To identify a precise origin of the rabeca is a difficult task. Amongst its most remote ancestors are probably some of the first bowed stringed instruments brought to Europe by the Arabs, such as the rabab or rebab, of Persian origin, and the ar’abebah used by Berber tribes of northern Africa. Theses instruments have in general only one or two strings and a pear-shaped resonator covered by a piece of leather. More sophisticated versions of the instruments, called rabé, rabel or rebec with wooded top-plates in place of the leather and three strings tuned in just fifths, became popular in the Middle Ages, disseminating the sound and technique of bowed strings throughout all of Europe.

Over time these instruments merged with various forms of plucked instruments then in vogue in Europe, such as the Spanish vihuela, a type of guitar known under the name viola in Portuguese. The result was a new instrument that combined the sound of bowed strings with the characteristic form of the viola's resonating box, composed of two plates interconnected by flanks and with a central narrowing forming a type of waist. Unlike the viola the new instrument had thicker concave plates and continued to be tuned in fifths. It is with these characteristics that we encounter the first references to the instrument called the rabeca.

A smaller variant of this instrument, played under the chin and developed by successive generations of meticulous craftsmen to achieve a standard form, would result in the violin and other related instruments later to became dominant across Europe. With the popularisation of the violin, the rabeca became practically obsolete on the European continent, remaining only in a few small regions, particularly in mountainous rural areas. This is the case of the Portuguese rabeca chuleira, of the rabel in pastoral Spain and of the ribeca found in some parts of the Italian Alps.

It is likely that the rabeca, being an instrument popular on the Iberian Peninsula during the period of the discovery of Brazil, had arrived in the country in the early days of Portuguese settlement.
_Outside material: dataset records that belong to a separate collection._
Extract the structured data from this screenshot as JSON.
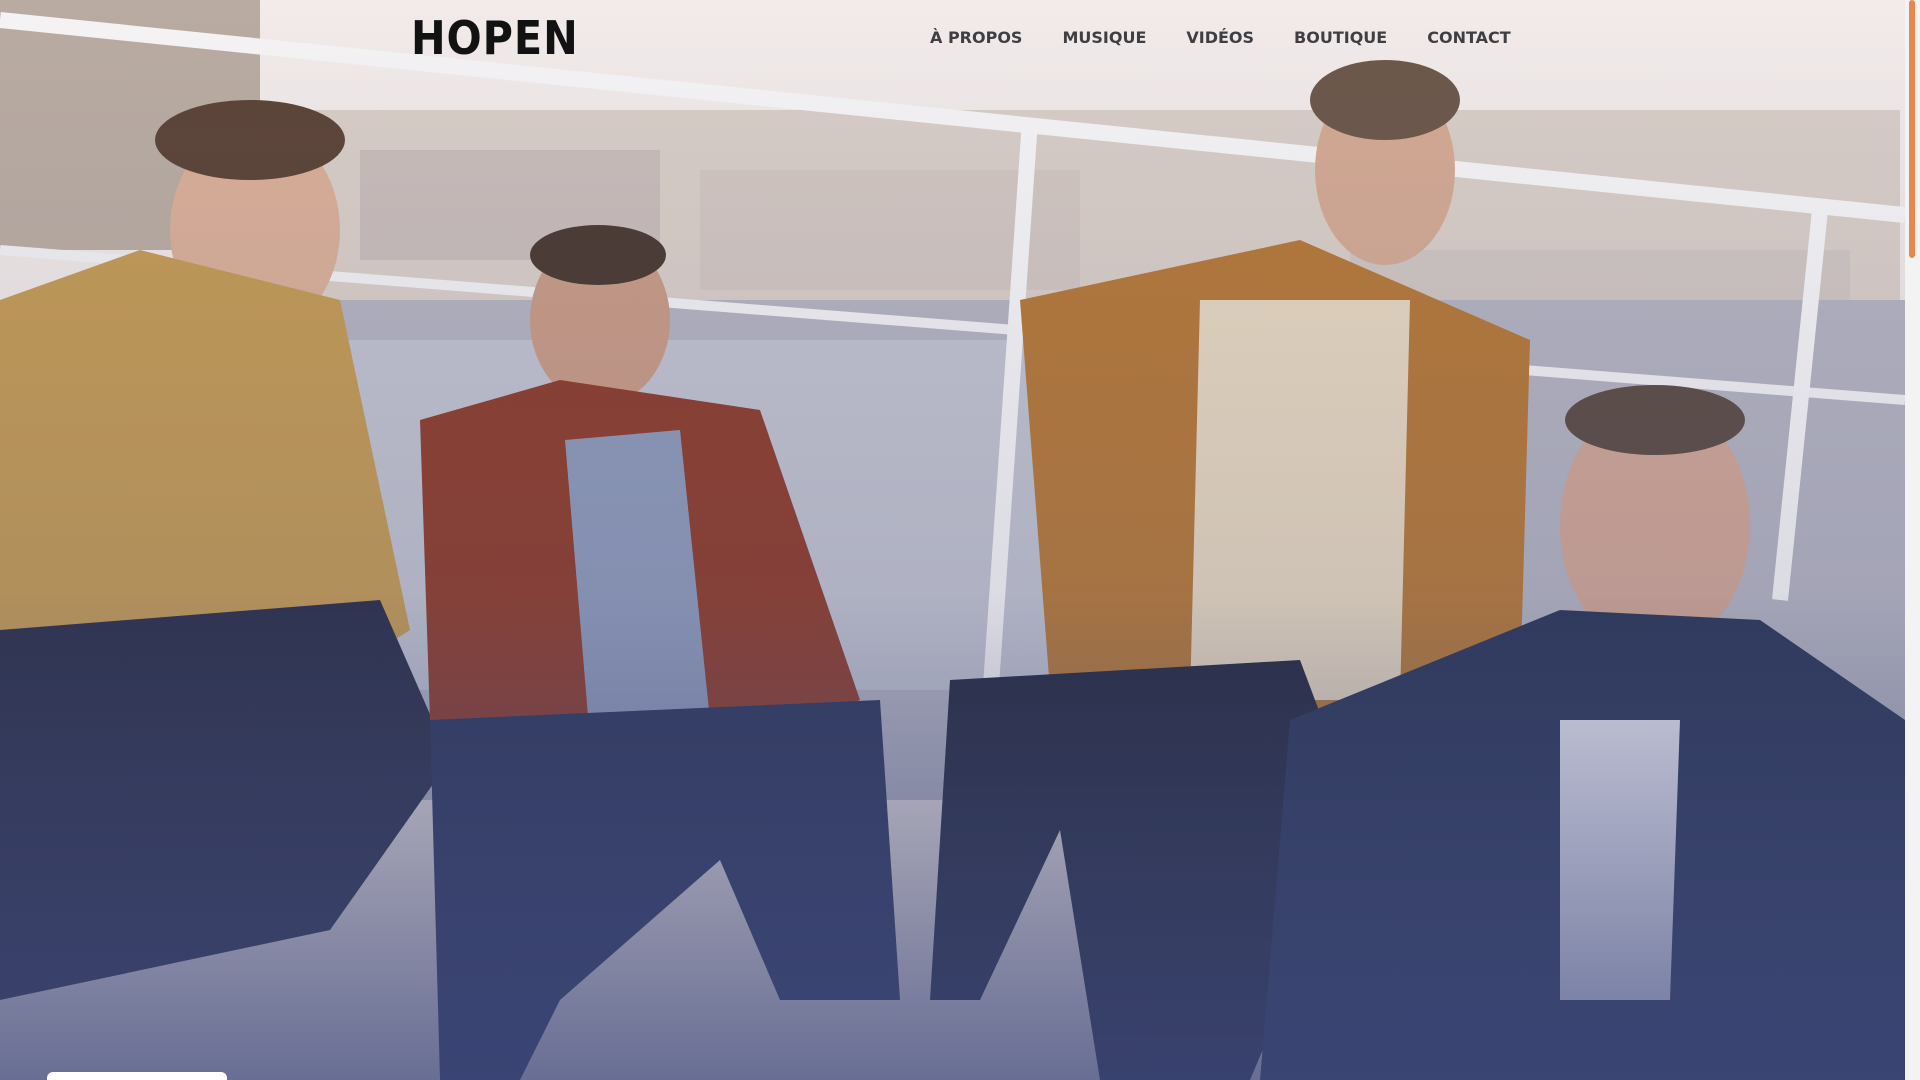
{
  "header": {
    "logo_text": "HOPEN",
    "nav": [
      {
        "label": "À PROPOS"
      },
      {
        "label": "MUSIQUE"
      },
      {
        "label": "VIDÉOS"
      },
      {
        "label": "BOUTIQUE"
      },
      {
        "label": "CONTACT"
      }
    ]
  },
  "hero": {
    "photo": "band-photo"
  },
  "colors": {
    "accent": "#e8884f",
    "nav_text": "#3e3e43",
    "logo": "#121212"
  }
}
There are some very old references to the use of the instrument in popular festivals, such as those in Bahia in 1760 in celebration of the wedding of the Princess of Brazil (the future Queen Maria I) with her uncle Dom Pedro (later Dom Pedro III): “On the eleventh the cobblers and leathersmiths celebrated with a dance of riches and flamboyant farce, which conceded nothing to that of the tailors and flowed through the streets to the strains of several rabecas deftly played.”1

In its diverse forms the rabeca may be encountered in practically all parts of Brazil: in the fandangos of Paraná, in the folias de reis of Minas Gerais, in the bois de reis and cavalo-marinho of the Zona da Mata region of the north east, in the music from the southern coasts of São Paulo, in the reisados and dances of São Gonçalo in all parts of the north east, in the Guarani indigenous communities of São Paulo and Rio Grande do Sul, in the marujada of coastal Pará and in many other regions. In each of these places, the rabeca possesses unique characteristics and repertoire, with the common theme being that of its integration in popular festivals.

1Francisco Calmon, Relação das faustíssimas festas (Facsimile reproduction from the original of 1762; Rio de Janeiro: Funarte, 1982) apud Nóbrega, 1998:8.

Translation by Iain Mott of the text: PACHECO, Gustavo; ABREU, Maria Clara. Rabecas de Mané Pitunga. Rio de Janeiro: CNFCP, Funarte, 2001:10-13.